人们愤怒地大叫道“抓住他——”
被保之澜砍去一条胳膊昏迷多时的孟孝平从昏迷中清醒过来,艰难地说道“不,不能,不能放走他——”
试图逃逸的保之澜目光落在这个老父亲身上。
大叫一声,这个没有人性的豺狼扑向躺在地上,刚刚苏醒的孟孝平。
与日军搏杀的孟水年难以摆脱日军的纠缠,焦急地喊道“爹——”
然而,这一切已经为时已晚,凶残的保之澜已经扑向孟孝平,将失去左胳膊的孟孝平从地上拖起。
匕首抵在孟孝平的脖子上。
孟水芸大惊,朝这边跑来,无奈众多的日军立即涌了过来,将孟水芸围堵住。
井上和彦已经明白保之澜的意图,尽管在内心愤恨这个不择手段不断向上攀爬的小人,但眼下也只有这个男人可以将《大清龙脉图》从这里带离,做为天皇训练有素的间谍,此时,自己的责任就是保护这个叫做保之澜的少将安全离开这里。
想到这里,井上和彦大声道“保护保少将安全离开这里。”
得到命令的日军,日本武士,日本间谍们,均知道此时众人是不可能全部逃离这里了。日军们立即使出浑身解数,以阻挡工人们,绣娘们围堵保之澜。
林慕容,王连长,金世浩,孟水芸等人朝这边追来。
“都别过来,否则我立即刺死他——”保之澜一手抱着《大清龙脉图》,一手抓着一把匕首抵在孟孝平的脖子上。

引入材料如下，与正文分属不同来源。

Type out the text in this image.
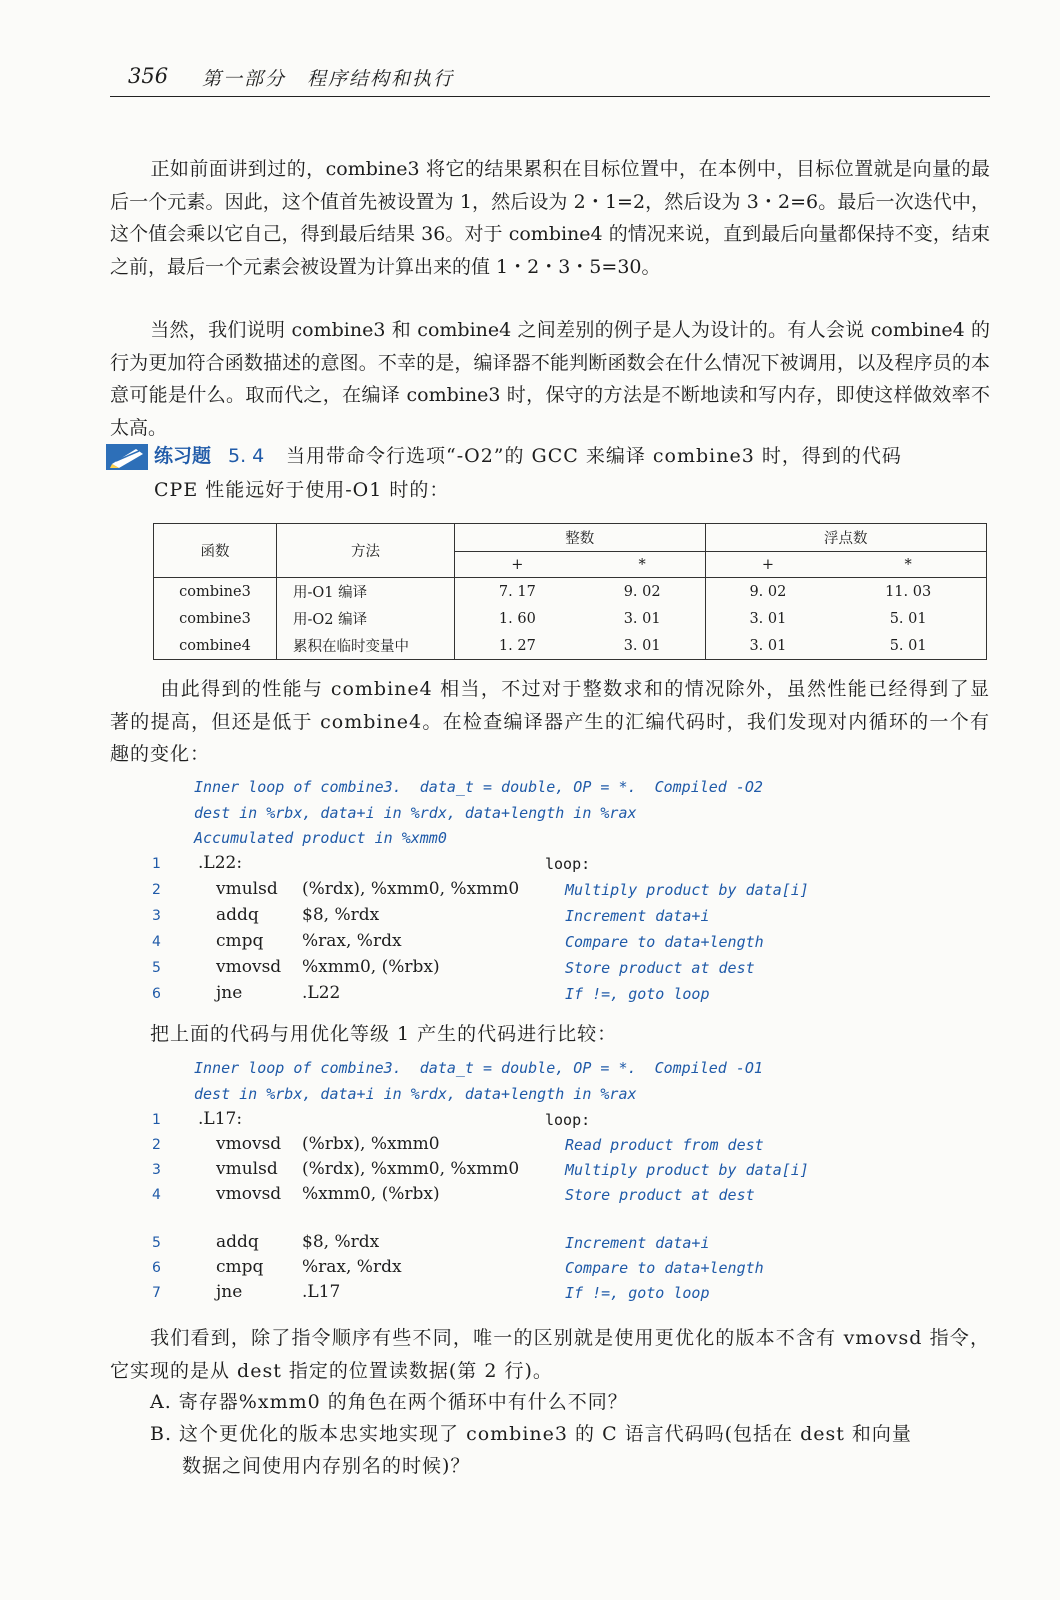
356 第一部分　程序结构和执行

正如前面讲到过的，combine3 将它的结果累积在目标位置中，在本例中，目标位置就是向量的最后一个元素。因此，这个值首先被设置为 1，然后设为 2・1=2，然后设为 3・2=6。最后一次迭代中，这个值会乘以它自己，得到最后结果 36。对于 combine4 的情况来说，直到最后向量都保持不变，结束之前，最后一个元素会被设置为计算出来的值 1・2・3・5=30。

当然，我们说明 combine3 和 combine4 之间差别的例子是人为设计的。有人会说 combine4 的行为更加符合函数描述的意图。不幸的是，编译器不能判断函数会在什么情况下被调用，以及程序员的本意可能是什么。取而代之，在编译 combine3 时，保守的方法是不断地读和写内存，即使这样做效率不太高。

练习题 5. 4 当用带命令行选项“-O2”的 GCC 来编译 combine3 时，得到的代码
CPE 性能远好于使用-O1 时的：
函数	方法	整数		浮点数	
		+	*	+	*
combine3	用-O1 编译	7. 17	9. 02	9. 02	11. 03
combine3	用-O2 编译	1. 60	3. 01	3. 01	5. 01
combine4	累积在临时变量中	1. 27	3. 01	3. 01	5. 01

由此得到的性能与 combine4 相当，不过对于整数求和的情况除外，虽然性能已经得到了显著的提高，但还是低于 combine4。在检查编译器产生的汇编代码时，我们发现对内循环的一个有趣的变化：

Inner loop of combine3.  data_t = double, OP = *.  Compiled -O2
dest in %rbx, data+i in %rdx, data+length in %rax
Accumulated product in %xmm0
1 .L22:	loop:
2	vmulsd (%rdx), %xmm0, %xmm0	Multiply product by data[i]
3	addq	$8, %rdx	Increment data+i
4	cmpq %rax, %rdx	Compare to data+length
5	vmovsd %xmm0, (%rbx)	Store product at dest
6	jne	.L22	If !=, goto loop

把上面的代码与用优化等级 1 产生的代码进行比较：

Inner loop of combine3.  data_t = double, OP = *.  Compiled -O1
dest in %rbx, data+i in %rdx, data+length in %rax
1 .L17:	loop:
2	vmovsd (%rbx), %xmm0	Read product from dest
3	vmulsd (%rdx), %xmm0, %xmm0	Multiply product by data[i]
4	vmovsd %xmm0, (%rbx)	Store product at dest
5	addq	$8, %rdx	Increment data+i
6	cmpq %rax, %rdx	Compare to data+length
7	jne	.L17	If !=, goto loop

我们看到，除了指令顺序有些不同，唯一的区别就是使用更优化的版本不含有 vmovsd 指令，它实现的是从 dest 指定的位置读数据(第 2 行)。

A. 寄存器%xmm0 的角色在两个循环中有什么不同？
B. 这个更优化的版本忠实地实现了 combine3 的 C 语言代码吗(包括在 dest 和向量
数据之间使用内存别名的时候)？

面色苍白的,浑身血迹的孟孝平大声道“都不要管我,不要放跑了他——”
眼见到自己的老父亲被狼子野心的保之澜胁迫,孟水芸心急如焚。
保之澜胁迫着孟孝平朝大门外的广场退去,朝一辆停靠在广场上的汽车退去。
“上去——”孟孝平被保之澜拖进了汽车。
就在保之澜要发动汽车时,孟水芸,孟水年,巩沛涵等人扑了过来,用身体挡住汽车。
“放了他,你还要做恶到什么时候?你这个没有人性的狼——”孟水芸大喊道。
孟水年扑上汽车,试图将车门拽开。
保之澜一手抓着方向盘,一手握着匕首,匕首抵在鲜血淋漓,气息奄奄的孟孝平的脖子上。
“都去死吧——”保之澜的大脚快速踩在油门上。
汽车疯狂地撞向众人。
“啊——”巩沛涵,孟水芸被汽车撞飞出去,重重地摔在地上。
孟水年趴在汽车上,大手死死地抓着汽车的后视镜。
透过窗玻璃,保之澜痛恨地看着孟水年,大叫道“你这个厨子,你这个胸无大志的厨子,去死——”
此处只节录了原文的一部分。